Concentration, oxidation state, and particulate flux of uranium in the Black Sea

Abstract

In contrast to its unreactive behavior in the open ocean, uranium is removed from seawater to sediments of anoxic marine basins. Four biogeochemical processes have been proposed to account for this removal: active uptake by organisms whose remains are preserved by the anoxic conditions of the sediments; complexation of U(VI) by particulate organic matter; chemical reduction of soluble U(VI) to insoluble U(IV) which is scavenged to the sediments by settling particles; and precipitation of uranium within the sediments themselves. The Black Sea is the largest anoxic marine basin in the world today. Waters below 150–200 m are anoxic and H 2S levels build up to about 400 μmol 1 −1 in the bottom water (maximum depth ~2200 m). Concentrations of total U and the oxidation state of dissolved U were measured throughout the water column while particulate U fluxes were determined from time series sediment trap samples collected in the deep anoxic zone. Bottom waters were depleted in U by ~40% relative to the initial U content of the water. Two independent methods gave residence times of dissolved U in the deep-water column of about 10 3 years.

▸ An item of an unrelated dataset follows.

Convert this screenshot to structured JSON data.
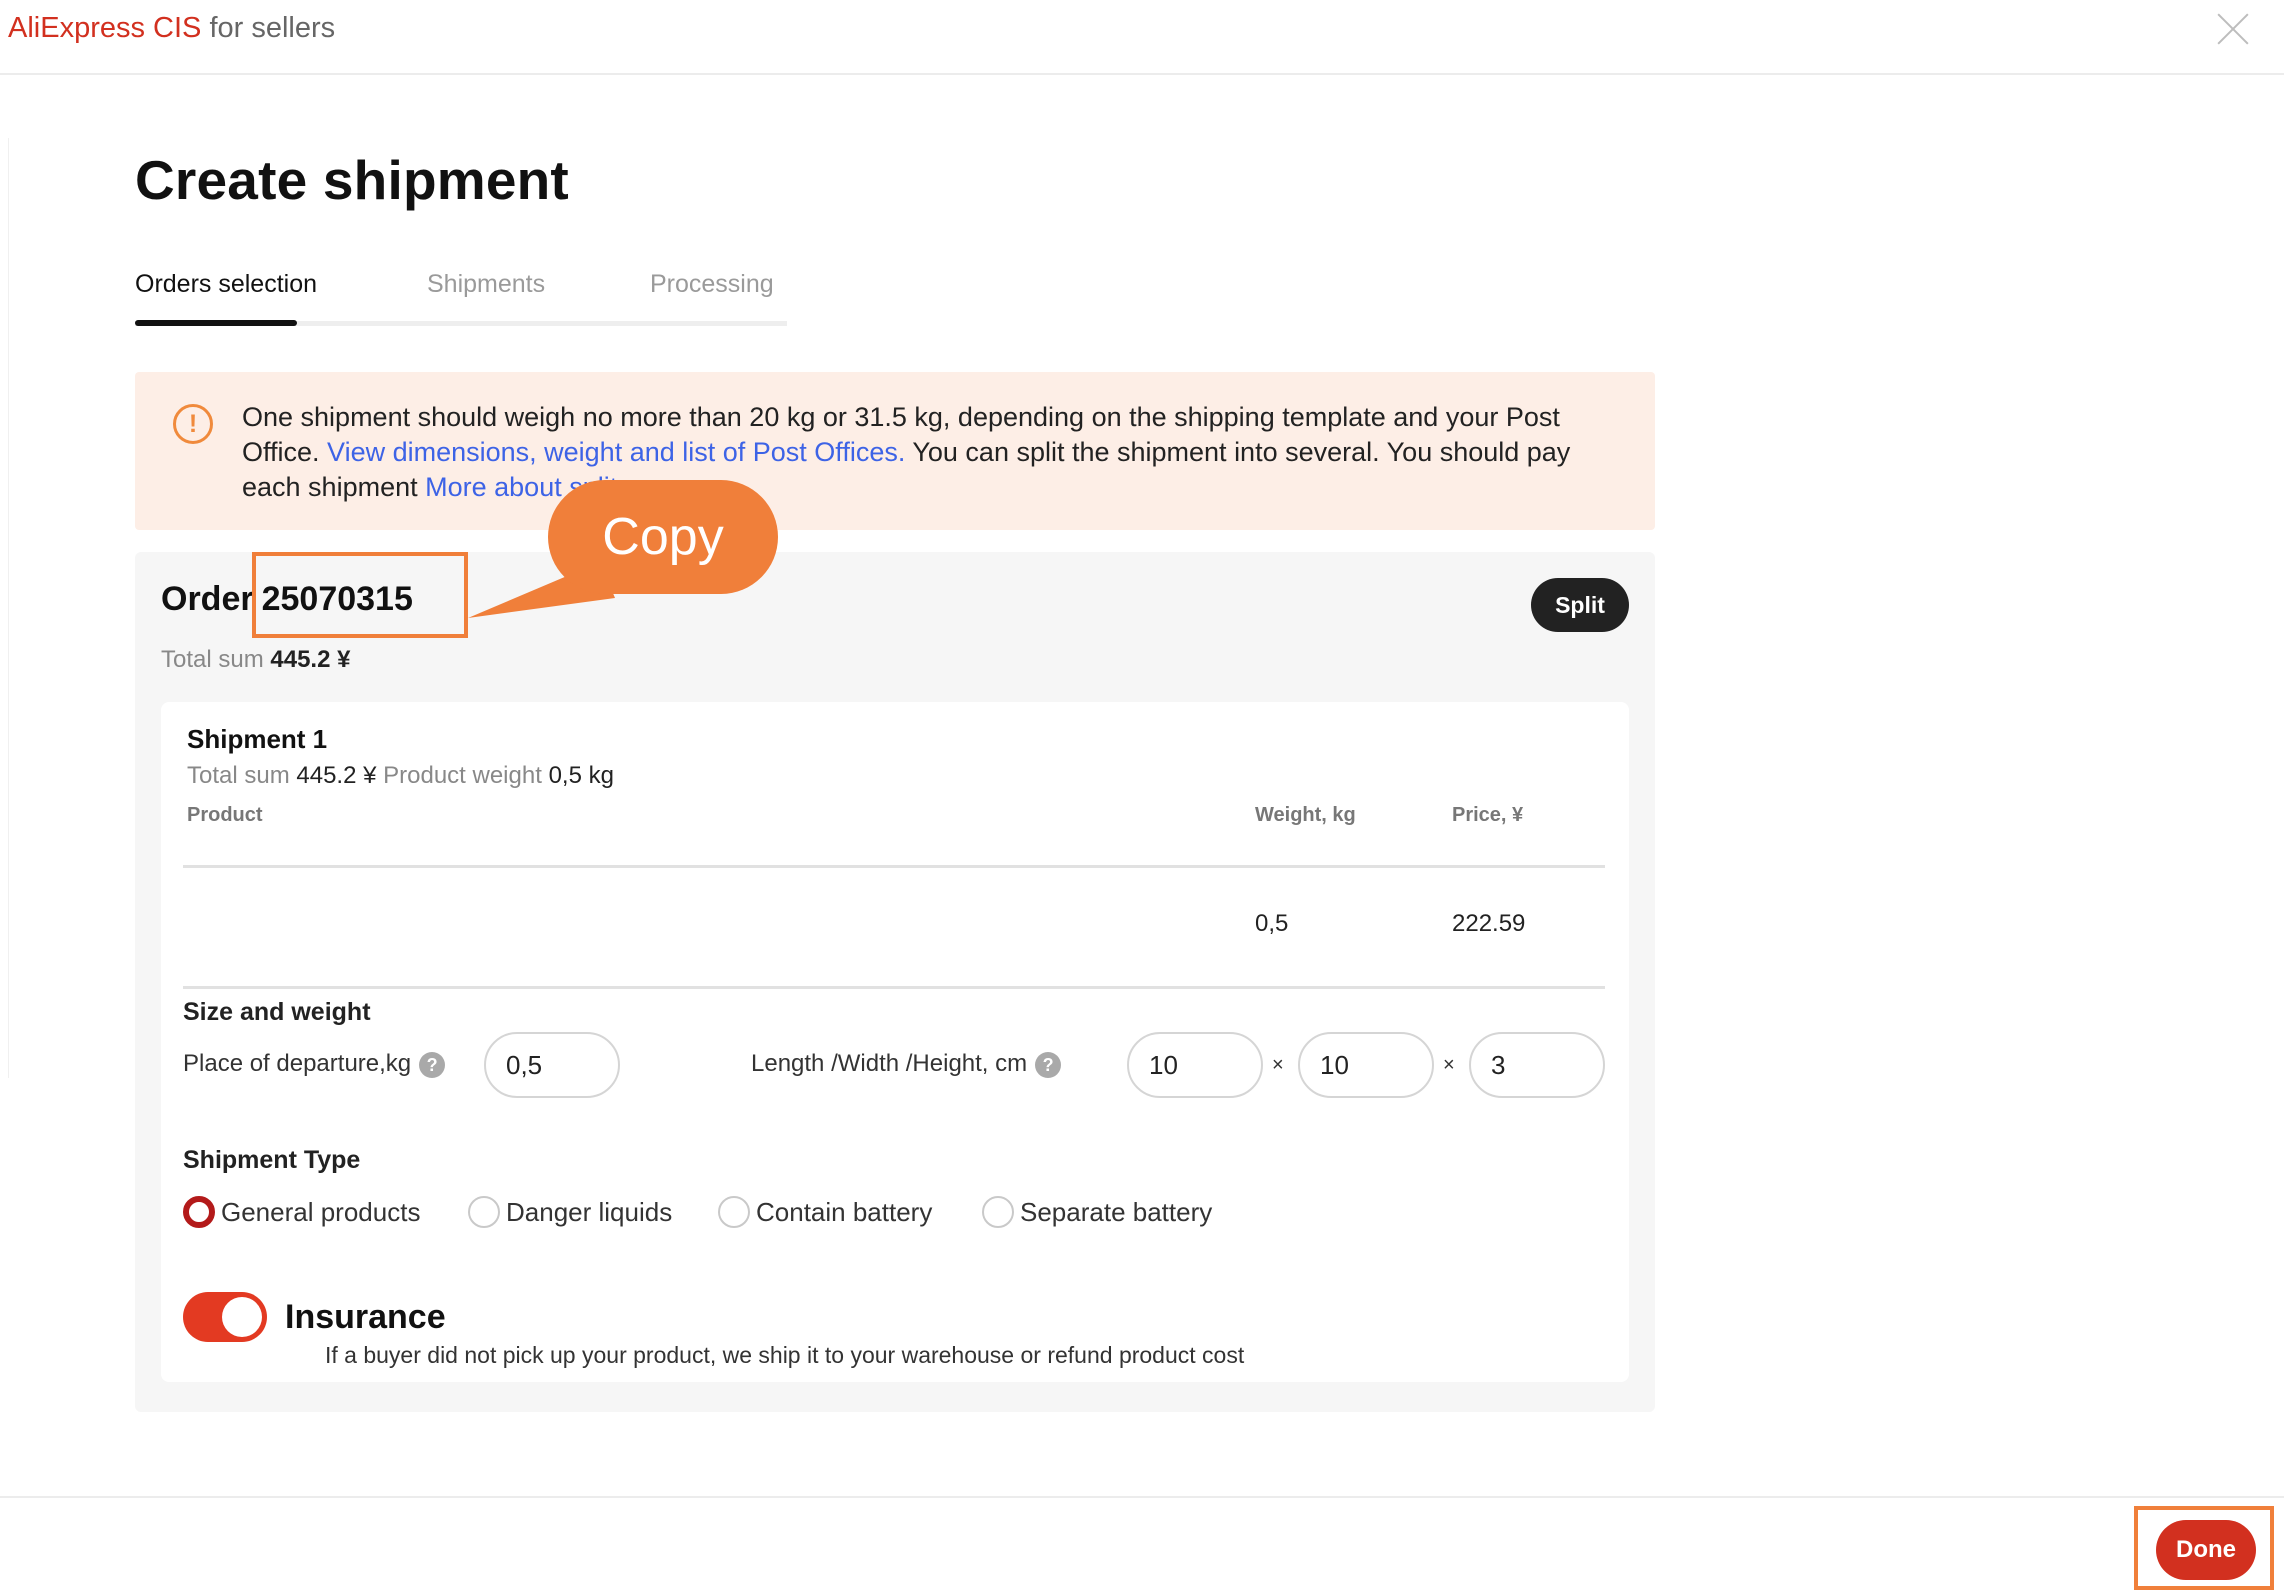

Uranium occurred throughout the water column as soluble, chemically labile (reducible) U(VI) rather than the thermodynamically favored U(IV). Uranium is neither reduced to U(IV) by the high levels of H 2S nor is it rapidly scavenged from the water column as would be expected for strongly hydrolyzed tetravalent actinides like U(IV). Fluxes of particulate authigenic U measured with sediment traps are at least two orders of magnitude less than the rate of authigenic U burial in Black Sea sediments. Therefore, the first three processes listed above contribute negligibly to the deposition of U in the sediments of anoxic marine basins such as the Black Sea. The dominant removal process must involve precipitation of U in the sediments rather than scavenging from the water column.